Rembrandt van Rijn's early years are as famously shrouded in mystery as Shakespeare's, and his life has always been an enigma. How did a miller's son from a provincial Dutch town become the greatest artist of his age? How in short, did Rembrandt become Rembrandt? Seeking the roots of Rembrandt's genius, Onno Blom immersed himself in Leiden, the city in which Rembrandt was born in 1606 and where he spent his first twenty-five years.
Onno Blom’s biography of the young Rembrandt plays this game of artistic nature versus nurture to fascinating effect. It is a book that sets itself a conundrum: 'How did Rembrandt become Rembrandt?' ... Blom necessarily has much more to say about the painter’s nurture than his nature ... Blom’s method is persuasive: he follows the painter around Leiden’s streets and over its bridges (145 of them, he says) to recreate the world that shaped him. As a result, the book is a biography of the city too ... Rembrandt would develop into the great Everyman of art. If, as Blom so elegantly shows, Leiden set him up for great things it was in Amsterdam that he was to realise them.

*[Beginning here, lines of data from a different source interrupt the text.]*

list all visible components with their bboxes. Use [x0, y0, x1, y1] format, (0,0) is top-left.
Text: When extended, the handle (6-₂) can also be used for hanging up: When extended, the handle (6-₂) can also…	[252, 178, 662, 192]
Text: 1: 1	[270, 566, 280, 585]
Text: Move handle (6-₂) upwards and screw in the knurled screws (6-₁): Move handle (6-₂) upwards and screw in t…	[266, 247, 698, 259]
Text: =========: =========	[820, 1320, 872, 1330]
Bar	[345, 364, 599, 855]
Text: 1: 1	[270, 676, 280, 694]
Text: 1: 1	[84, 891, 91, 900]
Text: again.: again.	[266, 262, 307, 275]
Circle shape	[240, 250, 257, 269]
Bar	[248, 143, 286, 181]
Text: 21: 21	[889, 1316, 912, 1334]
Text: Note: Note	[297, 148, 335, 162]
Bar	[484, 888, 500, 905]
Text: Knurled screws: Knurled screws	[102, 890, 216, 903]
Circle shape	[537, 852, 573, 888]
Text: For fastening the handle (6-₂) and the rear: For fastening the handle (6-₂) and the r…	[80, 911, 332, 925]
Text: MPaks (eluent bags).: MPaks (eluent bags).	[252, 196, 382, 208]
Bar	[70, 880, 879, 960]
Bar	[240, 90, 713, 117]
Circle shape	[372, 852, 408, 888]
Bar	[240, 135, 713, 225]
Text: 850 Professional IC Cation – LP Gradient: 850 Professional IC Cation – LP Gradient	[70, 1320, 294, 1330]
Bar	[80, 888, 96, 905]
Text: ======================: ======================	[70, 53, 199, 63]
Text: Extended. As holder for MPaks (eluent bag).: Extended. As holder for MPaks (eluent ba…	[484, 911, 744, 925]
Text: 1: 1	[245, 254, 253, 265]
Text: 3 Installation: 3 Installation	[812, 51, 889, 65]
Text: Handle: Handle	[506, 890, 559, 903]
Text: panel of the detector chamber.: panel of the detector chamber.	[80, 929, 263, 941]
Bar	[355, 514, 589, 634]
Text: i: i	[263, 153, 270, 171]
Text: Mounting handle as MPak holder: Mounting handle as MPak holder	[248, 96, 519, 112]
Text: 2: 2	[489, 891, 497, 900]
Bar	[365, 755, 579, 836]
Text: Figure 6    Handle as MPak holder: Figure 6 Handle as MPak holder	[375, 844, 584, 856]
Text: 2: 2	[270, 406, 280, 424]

Blom is an indefatigable researcher, and he has made every effort to inspect any scrap of paper that documents Rembrandt’s existence between his birth in 1606 and his final departure for Amsterdam in 1631 ... The problem with writing a full-length book about a figure whose early life is sketchy is that the author is obliged to pad. Young Rembrandt has a chapter on a siege of Leiden by Spanish forces in 1574, more than 30 years before the artist’s birth ... Lacking concrete details of the artist’s daily life, a biographer is tempted to fall back on the hypothetical ... Such speculations aside, “Young Rembrandt” holds a wealth of historical tidbits about daily life in early 17th-century Holland ... If Young Rembrandt does not wholly succeed in its quest to reanimate the young man setting out on the path that would bring him fame, Blom’s book does offer a tantalizing glimpse of the artist’s first steps.
The book’s strength does not lie in art historical investigation. It is at its best when describing the city of Leiden and providing a wide background panorama to Rembrandt’s early life ... There are some translational oddities in the book, and some wince-making clichés: 'Rembrandt’s self-portraits are windows into his soul,' etc. The author can be irritating ... However, Young Rembrandt is well researched and it certainly widens our understanding of the local historical context. The illustrations are beautiful.